Écrit par Aimé DUPUY. Associe a la categorie Primaire

En 1937, paraissait l'" Histoire illustrée des Ecoles Normales d'Instituteurs d'Alger-Bouzaréa " d'Aimé Dupuy.

C'est de cet ouvrage que nous tirons les extraits suivants

L'ÉCOLE NORMALE DE MUSTAPHA

" A quelques kilomètres d'Alger, sur un mamelon que couronnent les pittoresques coteaux de Mustapha, et qui, d'autre part, domine la mer (1)... II est au monde peu de sites aussi riants que celui de Mustapha-Supérieur, composé exclusivement de villas élégantes jetées au hasard et perdues dans de vastes jardins à végétation luxuriante... "

Fondée par décret impérial en date du 4 mars 1865 et arrêté ministériel du 3 août de la même année, c'est là, dans ce " site riant ", aujourd'hui occupé par le Musée des Antiquités et le Parc de Galland, que s'installa la première Ecole Normale d'Instituteurs de l'Algérie. Elle utilisa d'abord une " vieille maison mauresque ", dite de Bellevue, à laquelle furent greffées certaines constructions annexes appropriées à leur destination spéciale.
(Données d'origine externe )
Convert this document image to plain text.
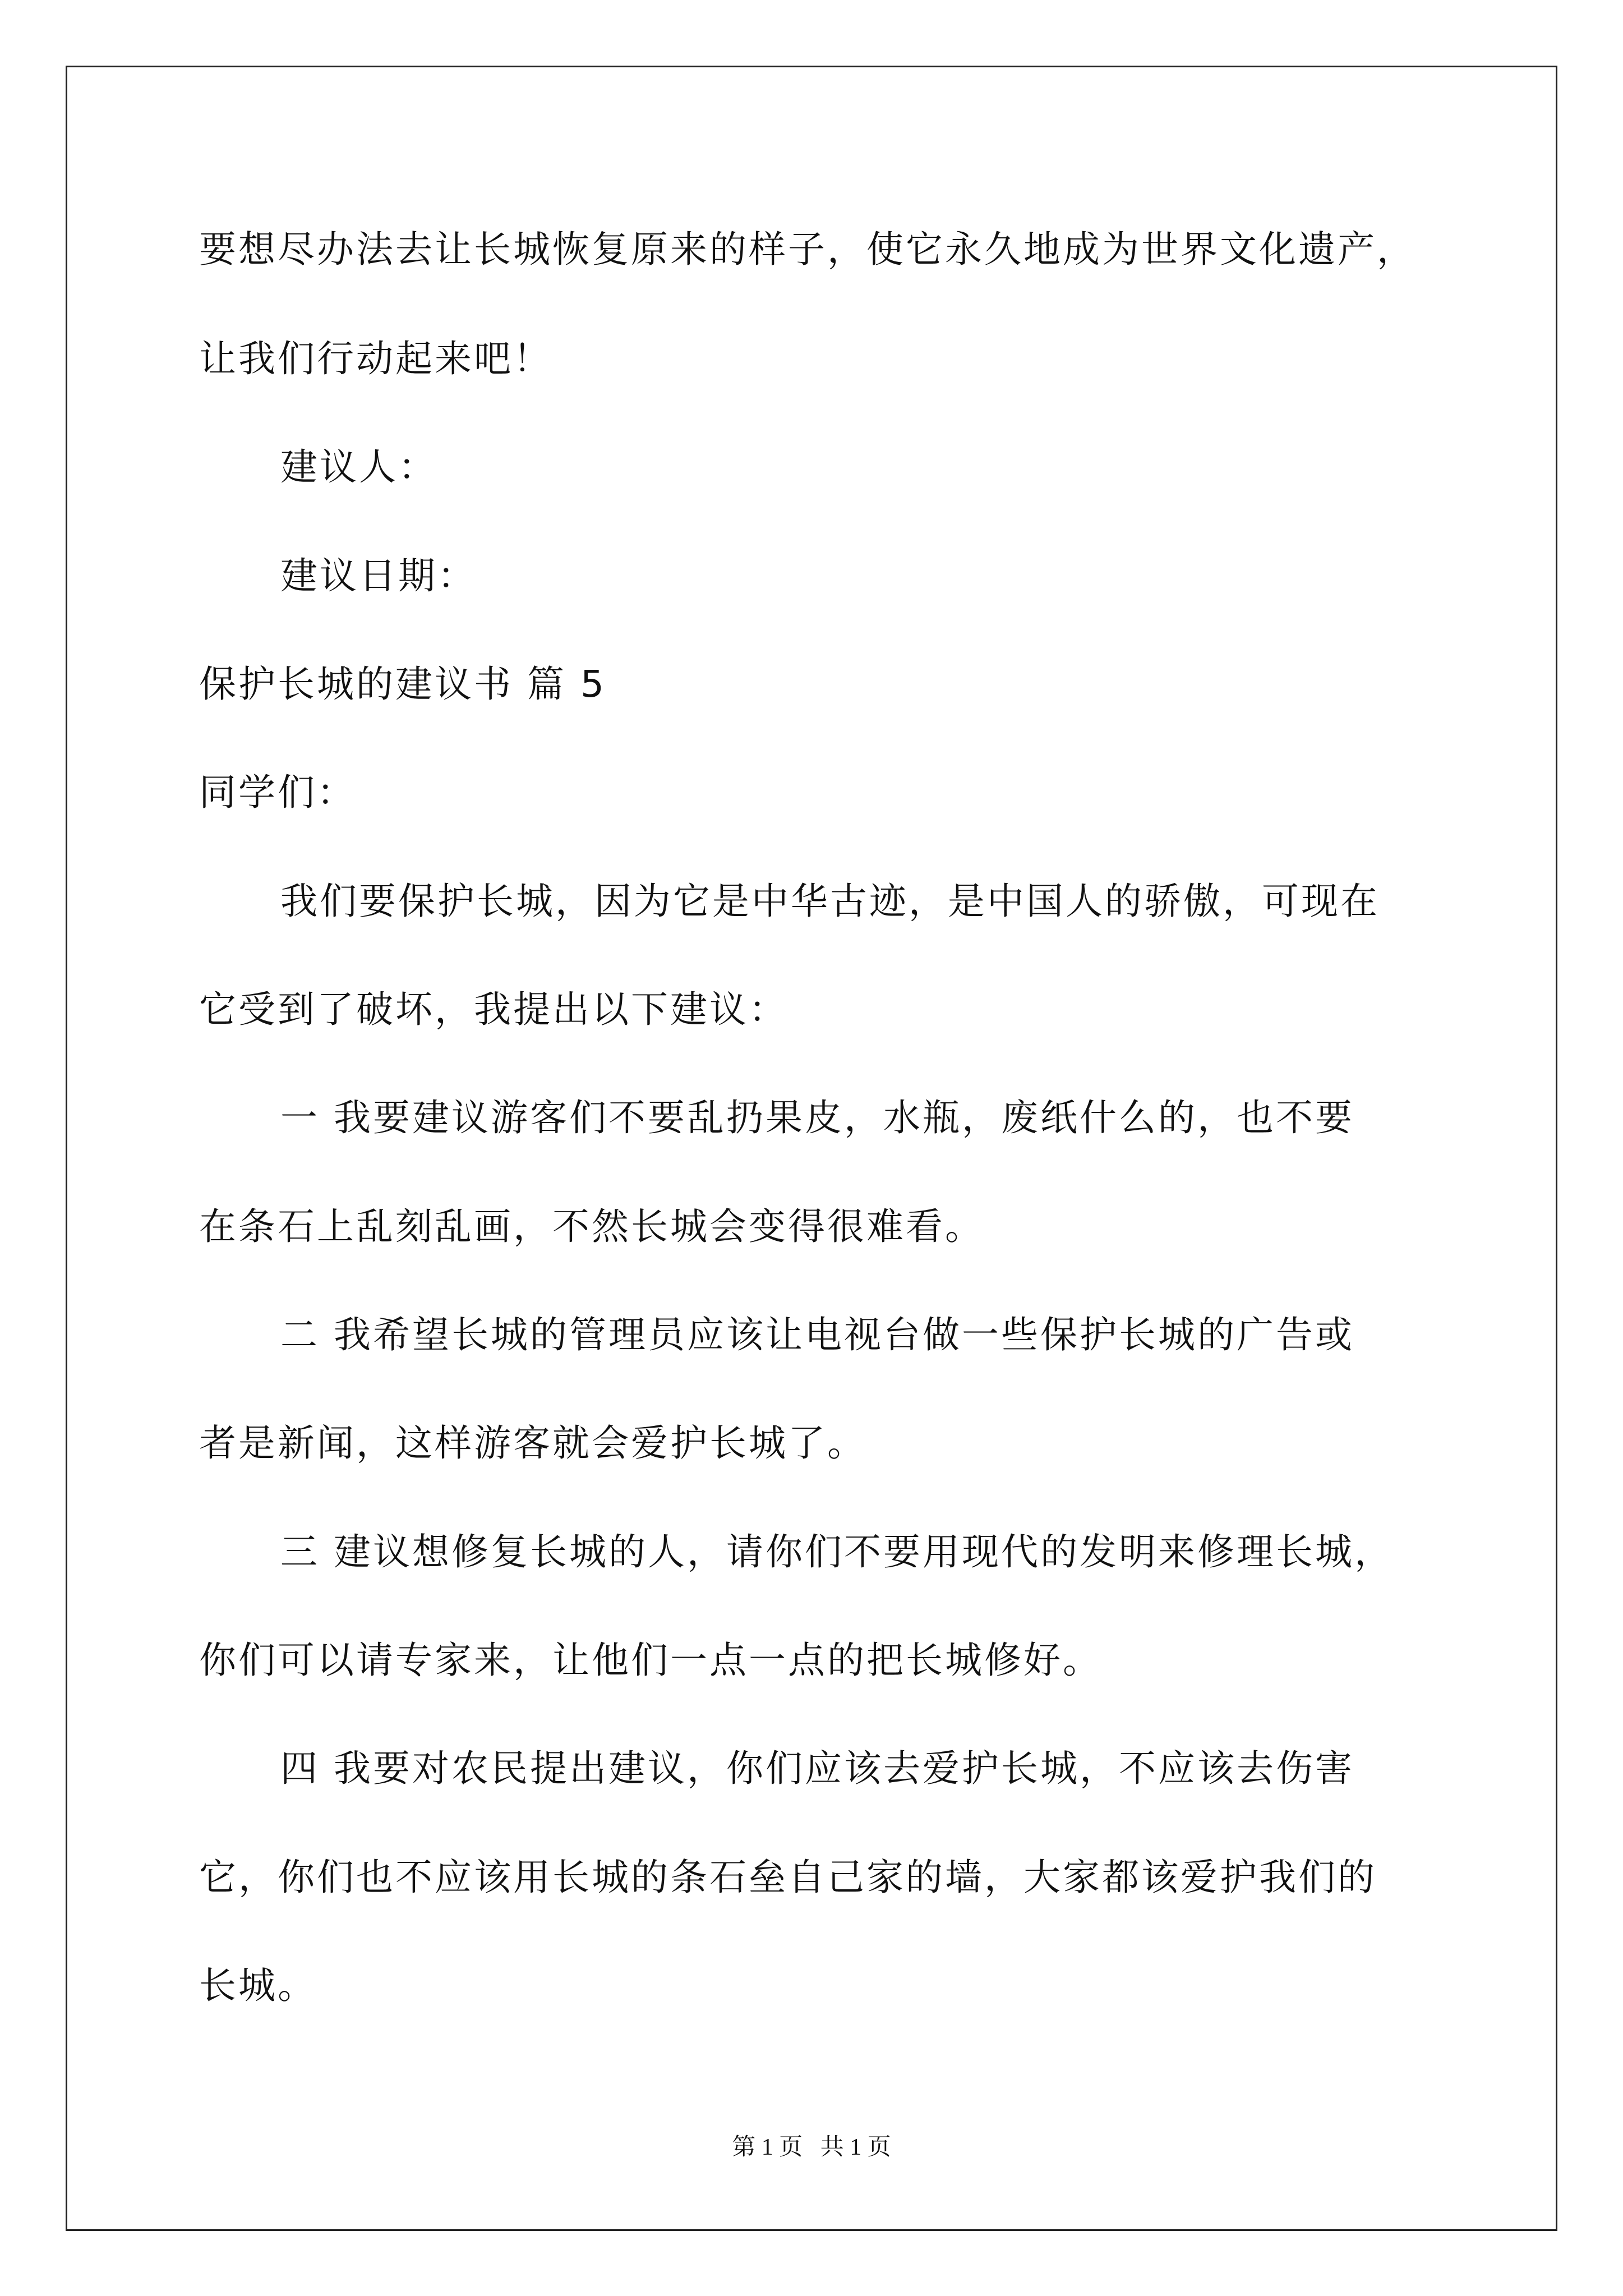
要想尽办法去让长城恢复原来的样子，使它永久地成为世界文化遗产，
让我们行动起来吧！
建议人：
建议日期：
保护长城的建议书 篇 5
同学们：
我们要保护长城，因为它是中华古迹，是中国人的骄傲，可现在
它受到了破坏，我提出以下建议：
一 我要建议游客们不要乱扔果皮，水瓶，废纸什么的，也不要
在条石上乱刻乱画，不然长城会变得很难看。
二 我希望长城的管理员应该让电视台做一些保护长城的广告或
者是新闻，这样游客就会爱护长城了。
三 建议想修复长城的人，请你们不要用现代的发明来修理长城，
你们可以请专家来，让他们一点一点的把长城修好。
四 我要对农民提出建议，你们应该去爱护长城，不应该去伤害
它，你们也不应该用长城的条石垒自己家的墙，大家都该爱护我们的
长城。
第 1 页   共 1 页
Le 16 décembre 1865, la Commission de Surveillance (2) établissait un projet d'organisation du nouvel établissement, lequel commençait à fonctionner, dès le 16 janvier suivant, sous l'autorité de M. Leduc, précédemment directeur de l'École Normale des Basses-Pyrénées. Une photographie, la première d'un vénérable album de notre bibliothèque, montre le personnel de la première équipe de l'Ecole Normale de Mustapha. On voit là, entourant le Directeur au collier de barbe noire roide dans sa redingote, les deux " aumôniers " de l'Ecole, - " mixte au point de vue religieux ", - l'un et l'autre de bonne mine, l'air bénin : M. l'abbé Fabre, chanoine de la Cathédrale, et Sidi Abd-el-Kader, taleb de la Grande Mosquée ; puis des personnages moins en chair et de moindre importance, professeurs spéciaux recrutés sur place et maîtres adjoints venus d'écoles normales de la Métropole. Derrière les fauteuils et chaises de Messieurs de Mustapha, voici les trente élèves des trois promotions, tous en uniforme : tunique " en drap bleu foncé avec liseré bleu-clair, palmes en soie blanche aux collets de la tunique " ; cravate noire, " chachia " ou casquette " forme des employés du Télégraphe, en drap bleu foncé ".

 


Vue de l'Ecole en 1866, prise des hauteurs de Mustapha

 

ÉTUDES EN 1866

D'après l'article premier du règlement, l'enseignement comprenait alors obligatoirement : l'instruction morale et religieuse, la pédagogie, l'écriture, la lecture et la récitation, la langue française, l'arithmétique, le calcul et le système métrique, des notions d'algèbre et de géométrie, le dessin, l'histoire, la géographie, des notions élémentaires de " mécanique et d'industrie ", d'" administration et d'état civil ", le chant et l'orgue, la gymnastique et l'hygiène. En outre, en 1876, le Ministre de l'Instruction Publique autorise le Recteur d'Alger à faire donner aux élèves-maîtres des " leçons pratiques de télégraphie". Notons que, dans le programme de 1865 calqué sur celui des Ecoles Normales de France, ne figurait pas l'enseignement de l'arabe. Il y fut cependant tout de suite introduit et, dans son compte-rendu de 1868, le directeur insiste sur la part faite à l'Ecole, dans cet enseignement, à la conversation, et ajoute : " ... il serait à désirer que la connaissance de l'arabe comptât pour une part plus importante dans les matières exigées des instituteurs employés en Algérie en vue de l'application qu'ils peuvent faire de cette connaissance tant au point de vue scolaire qu'au point de vue politique ". " Il faudrait, lit-on dans un autre rapport directorial de 1869, apprendre l'idiome arabe à la jeunesse européenne de nos écoles tout en enseignant le français aux écoliers indigènes ". Sages recommandations, et qui n'ont rien perdu de leur valeur.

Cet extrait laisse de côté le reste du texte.